DIMACS/Dept. of Computer Science Colloquium Talk

Title: Privacy-preserving data mining in the fully distributed model

Speaker: Rebecca Wright, Stevens Institute of Technology

Date: Friday, February 3, 2006 11:00am - 12:15pm

Location: DIMACS Center, CoRE Bldg, Room 431, Rutgers University, Busch Campus, Piscataway, NJ


Privacy-preserving data mining seeks to balance the ability to perform useful computations on data held by many parties with the desire to protect sensitive information. In the fully distributed model, each of many users or devices has information which we think of as one record in a virtual database. In this talk, I will describe several privacy-preserving methods for computing on this virtual database. Specifically, I will present our results in two areas: (1) privacy-preserving frequency mining and (2) privacy-preserving k-anonymization.
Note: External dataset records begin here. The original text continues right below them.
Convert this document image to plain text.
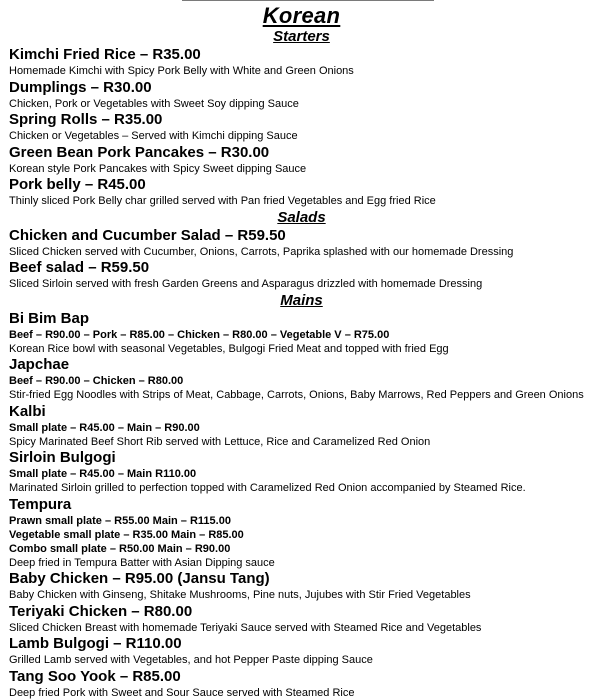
Korean
Starters
Kimchi Fried Rice – R35.00
Homemade Kimchi with Spicy Pork Belly with White and Green Onions
Dumplings – R30.00
Chicken, Pork or Vegetables with Sweet Soy dipping Sauce
Spring Rolls – R35.00
Chicken or Vegetables – Served with Kimchi dipping Sauce
Green Bean Pork Pancakes – R30.00
Korean style Pork Pancakes with Spicy Sweet dipping Sauce
Pork belly – R45.00
Thinly sliced Pork Belly char grilled served with Pan fried Vegetables and Egg fried Rice
Salads
Chicken and Cucumber Salad – R59.50
Sliced Chicken served with Cucumber, Onions, Carrots, Paprika splashed with our homemade Dressing
Beef salad – R59.50
Sliced Sirloin served with fresh Garden Greens and Asparagus drizzled with homemade Dressing
Mains
Bi Bim Bap
Beef – R90.00 – Pork – R85.00 – Chicken – R80.00 – Vegetable V – R75.00
Korean Rice bowl with seasonal Vegetables, Bulgogi Fried Meat and topped with fried Egg
Japchae
Beef – R90.00 – Chicken – R80.00
Stir-fried Egg Noodles with Strips of Meat, Cabbage, Carrots, Onions, Baby Marrows, Red Peppers and Green Onions
Kalbi
Small plate – R45.00 – Main – R90.00
Spicy Marinated Beef Short Rib served with Lettuce, Rice and Caramelized Red Onion
Sirloin Bulgogi
Small plate – R45.00 – Main R110.00
Marinated Sirloin grilled to perfection topped with Caramelized Red Onion accompanied by Steamed Rice.
Tempura
Prawn small plate – R55.00 Main – R115.00
Vegetable small plate – R35.00 Main – R85.00
Combo small plate – R50.00 Main – R90.00
Deep fried in Tempura Batter with Asian Dipping sauce
Baby Chicken – R95.00 (Jansu Tang)
Baby Chicken with Ginseng, Shitake Mushrooms, Pine nuts, Jujubes with Stir Fried Vegetables
Teriyaki Chicken – R80.00
Sliced Chicken Breast with homemade Teriyaki Sauce served with Steamed Rice and Vegetables
Lamb Bulgogi – R110.00
Grilled Lamb served with Vegetables, and hot Pepper Paste dipping Sauce
Tang Soo Yook – R85.00
Deep fried Pork with Sweet and Sour Sauce served with Steamed Rice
In privacy-preserving frequency mining, we present a way for a data miner to learn the frequencies of combinations of data values without learning the individual data values, and we discuss how these frequencies can enable various classification tasks. In privacy-preserving k-anonymization, we consider the previously proposed method of protecting identities in data through k-anonymization, which modifies data so that each individual is "hidden" among at least k others. Previous algorithms for k-anonymization of data have assumed centralized access to the entire data set. In our work, we show how a data miner or data publisher can learn a k-anonymized version of a fully distributed database without learning the entire data set.

(Joint work with Zhiqiang Yang and Sheng Zhong.)